第61話 思わぬ味方

文字数 1,603文字

「本当にこのまま避難していいのかしら? 私には戦う力があるのに……私は逃げていいの?」

愛理は服を引っ張る奏に私戦うと言った。 その言葉を聞いた奏は、なんでお姉ちゃんはそこまでして戦おうとするのと聞く。

「奏や守りたい人を守るためだよ。 私はそのためにこの力を使うの」

奏の目を見て微笑しながら言うと、愛理はライトソードを発動させて特殊魔法部隊の男性が甲冑の怪物と鍔迫り合いをしている間に入っていく。 男性はなぜ逃げなかったと言うが、愛理が戦う力があるからですと言う言葉を聞いて良い根性だと笑っていた。

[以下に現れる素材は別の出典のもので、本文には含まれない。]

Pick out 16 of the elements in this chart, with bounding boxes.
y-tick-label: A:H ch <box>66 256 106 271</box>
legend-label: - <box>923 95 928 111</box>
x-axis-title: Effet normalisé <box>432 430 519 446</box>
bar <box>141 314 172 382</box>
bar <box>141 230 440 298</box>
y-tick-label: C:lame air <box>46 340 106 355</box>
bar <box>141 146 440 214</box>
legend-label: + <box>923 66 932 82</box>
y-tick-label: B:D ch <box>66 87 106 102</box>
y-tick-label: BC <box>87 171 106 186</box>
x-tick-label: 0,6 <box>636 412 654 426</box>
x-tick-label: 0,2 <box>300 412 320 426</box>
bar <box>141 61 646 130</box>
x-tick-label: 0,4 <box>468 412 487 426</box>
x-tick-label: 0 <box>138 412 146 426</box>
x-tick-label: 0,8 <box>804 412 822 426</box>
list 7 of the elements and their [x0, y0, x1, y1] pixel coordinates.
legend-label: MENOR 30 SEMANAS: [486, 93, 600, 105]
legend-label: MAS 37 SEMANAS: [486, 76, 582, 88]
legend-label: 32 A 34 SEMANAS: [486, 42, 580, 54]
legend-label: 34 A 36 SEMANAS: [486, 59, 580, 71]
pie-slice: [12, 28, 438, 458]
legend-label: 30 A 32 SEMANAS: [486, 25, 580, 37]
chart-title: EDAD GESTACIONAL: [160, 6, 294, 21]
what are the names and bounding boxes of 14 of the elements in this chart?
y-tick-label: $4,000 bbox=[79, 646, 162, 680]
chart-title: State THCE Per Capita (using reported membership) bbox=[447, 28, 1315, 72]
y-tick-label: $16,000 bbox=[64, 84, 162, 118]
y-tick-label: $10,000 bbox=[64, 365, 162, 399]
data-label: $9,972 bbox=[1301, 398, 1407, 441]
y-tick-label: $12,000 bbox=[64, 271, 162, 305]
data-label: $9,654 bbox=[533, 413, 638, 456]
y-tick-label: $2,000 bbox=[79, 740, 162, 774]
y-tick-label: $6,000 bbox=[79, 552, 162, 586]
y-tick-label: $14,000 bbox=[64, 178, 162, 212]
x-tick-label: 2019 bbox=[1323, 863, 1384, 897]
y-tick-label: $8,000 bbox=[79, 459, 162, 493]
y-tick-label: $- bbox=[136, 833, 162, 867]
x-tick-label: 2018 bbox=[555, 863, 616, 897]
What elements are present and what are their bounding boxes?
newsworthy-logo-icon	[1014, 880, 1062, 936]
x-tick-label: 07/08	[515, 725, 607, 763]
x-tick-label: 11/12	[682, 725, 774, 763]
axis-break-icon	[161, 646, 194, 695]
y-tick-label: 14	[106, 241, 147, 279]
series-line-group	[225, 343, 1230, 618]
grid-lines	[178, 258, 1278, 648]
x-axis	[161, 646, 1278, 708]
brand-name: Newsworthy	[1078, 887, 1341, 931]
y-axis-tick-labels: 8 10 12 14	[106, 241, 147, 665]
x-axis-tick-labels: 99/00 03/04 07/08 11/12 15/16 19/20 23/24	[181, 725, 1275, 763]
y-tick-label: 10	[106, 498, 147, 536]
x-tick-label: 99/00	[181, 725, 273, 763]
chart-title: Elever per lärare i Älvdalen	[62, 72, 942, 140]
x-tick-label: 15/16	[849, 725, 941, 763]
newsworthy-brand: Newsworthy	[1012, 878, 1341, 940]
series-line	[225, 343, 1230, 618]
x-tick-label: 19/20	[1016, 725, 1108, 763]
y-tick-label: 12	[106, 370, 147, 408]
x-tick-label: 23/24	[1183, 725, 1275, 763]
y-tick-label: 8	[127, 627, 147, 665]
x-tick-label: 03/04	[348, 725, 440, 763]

「私にだって力がある! 戦う力があるから指を咥えて見ていないで戦うんだ!」

愛理が叫びながら甲冑の怪物と戦うと、それを見ていたコンビニ内にいる一人の女性が、愛理を指差して叫んだ。

「やっぱりそうだ! テレビで見た女の子だ!」

その言葉を聞いたコンビニ内にいる他の人たちが、あの一人で戦ってた子かと愛理のことを口に出していた。

「頑張って! 私たちをあの時みたいに助けて!」

自分たちを助けてと何度も叫んでいると、奏がその声が聞こえたのか、怪物がコンビニを見ていないことを確認すると、ゆっくりとコンビニに向けて歩いた。奏がコンビニに入ると、一人の若い男性が奏だと声を上げた。 雑誌や歌番組などに最近出始めている奏を知っており、突然現れて目の前にいるので嬉しいようである。 しかし目の前にいる奏を見ると、その目つきや表情に怯えてしまう。

「な、なんだよその目つき……俺は何もしてないぞ!」

声を上げて奏に言うと、奏は私のお姉ちゃんは命をかけて自分が死ぬかもしれない可能性があるのに戦ってくれてるんだよと強い口調で言う。

「お姉ちゃんは学校での戦いで、死ぬほど辛い痛みや苦しみを味わったのに、もう戦わないって言っても誰も責めないのに、今あそこで戦ってくれてるの!」

その思いが込められた言葉を聞いた若い男性は、考えが幼くてごめんと奏に謝った。 すると、そばにいる初老の男性が攻撃が飛んできたと叫んだ。

「あの怪物の攻撃がこっちに飛んできた!?」

初老の男性が死ぬと叫ぶと、奏は大丈夫ですと落ち着いて話す。 奏が大丈夫といい終わると、コンビニの入口前に愛理がライトスピードで現れ、ライトシールドでその飛んできた攻撃を防いだ。愛理はライトシールドを展開しており、コンビニの入口前で甲冑の怪物が放った魔弾を防ぐことが出来た。 愛理はコンビニ内にいる奏を目で見ると、そのまま甲冑の怪物に向かって走っていく。

「あれがお姉ちゃんよ。 私たちを守るために命を懸けて戦ってくれているの」

奏の言葉にコンビニ内にいる人たちが申し訳ないと謝った。 奏は声を上げてすみませんと言うと、コンビニから出た。 そして、愛理が戦っているのを見ると奏は狙いを定めてフリーズと叫んで魔法を発動させた。愛理と特殊魔法部隊の男性が戦っている甲冑の怪物の動きが突然止まったので、二人は何が起きたのかと焦るが、甲冑の怪物の足が地面ごと凍っていた。

「もしかして…‥奏! なにしてるの! 早くこの場所から離れて!」

愛理が奏に逃げてと言うが、奏は今は一緒に戦うと言って愛理の言葉を聞かなかった。 愛理は奏に離れてサポートしてよと言って甲冑の怪物を再度見る。そこでは特殊魔法部隊の男性が一人で甲冑の怪物と戦っており、押されているようであった。愛理はライトソードとライトシールドを持ち、甲冑の怪物に突撃をした。

「私だって戦えるんだよ!」

ライトソードとライトシールドを駆使して、先ほどより連続で攻撃と防御が出来ていた。 しかしそれでも有効打を与えることが出来なくて愛理は悶々としている。また、既に甲冑の怪物が現れてから三十分以上経過しているので、愛理の体力が限界に近くあったのも悶々とする要因の一つでもあった。